Les emplois d’avenir constituent une mesure d’urgence, prise par le gouvernement, mais qui n’est pas suffisante pour faire face au chômage des jeunes et à la précarité des emplois qui leur sont proposés.

Pour la CGT, même si le dispositif « emploi d’avenir » ne nous satisfait pas pleinement, il doit avant tout permettre aux jeunes en difficulté d’avoir accès à une formation générale et professionnelle de qualité, de s’intégrer dans le monde du travail et surtout d’avoir accès à un emploi stable et durable.
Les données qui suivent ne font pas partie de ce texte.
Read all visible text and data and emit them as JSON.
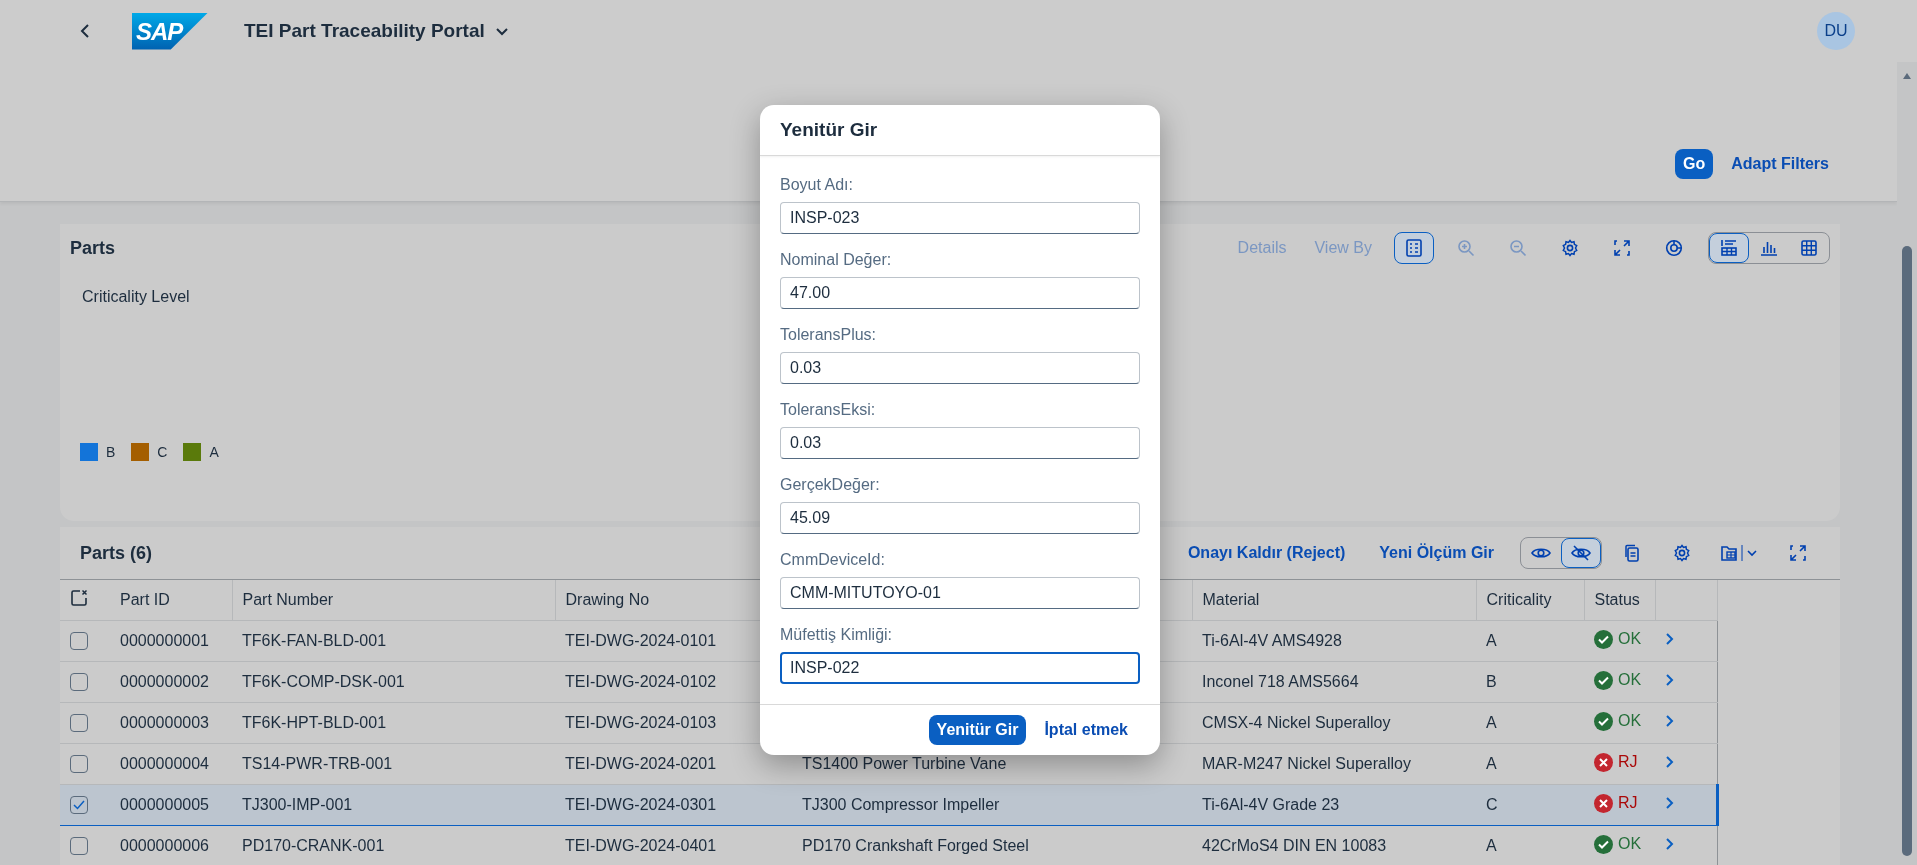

Suite au vote de la loi en octobre 2012, la direction de la SNCF s’est empressée d’annoncer le recrutement de 500 emplois d’avenir sur la période 2013/2014. Chiffre porté à 750 quelques mois plus tard.

C’est dans cet état d’esprit que la CGT s’est rendue aux discussions avec l’entreprise sur la mise en oeuvre des emplois d’avenir à la SNCF.

Notre objectif étant d’obtenir des droits et surtout que la période « emploi d’avenir » débouche le plus rapidement possible sur une embauche au cadre permanent et à temps plein.

Seule la CGT a exigé la négociation d’un accord d’entreprise permettant une égalité de traitement entre tous les jeunes quel que soit l’établissement ou la région dans laquelle ils étaient recrutés.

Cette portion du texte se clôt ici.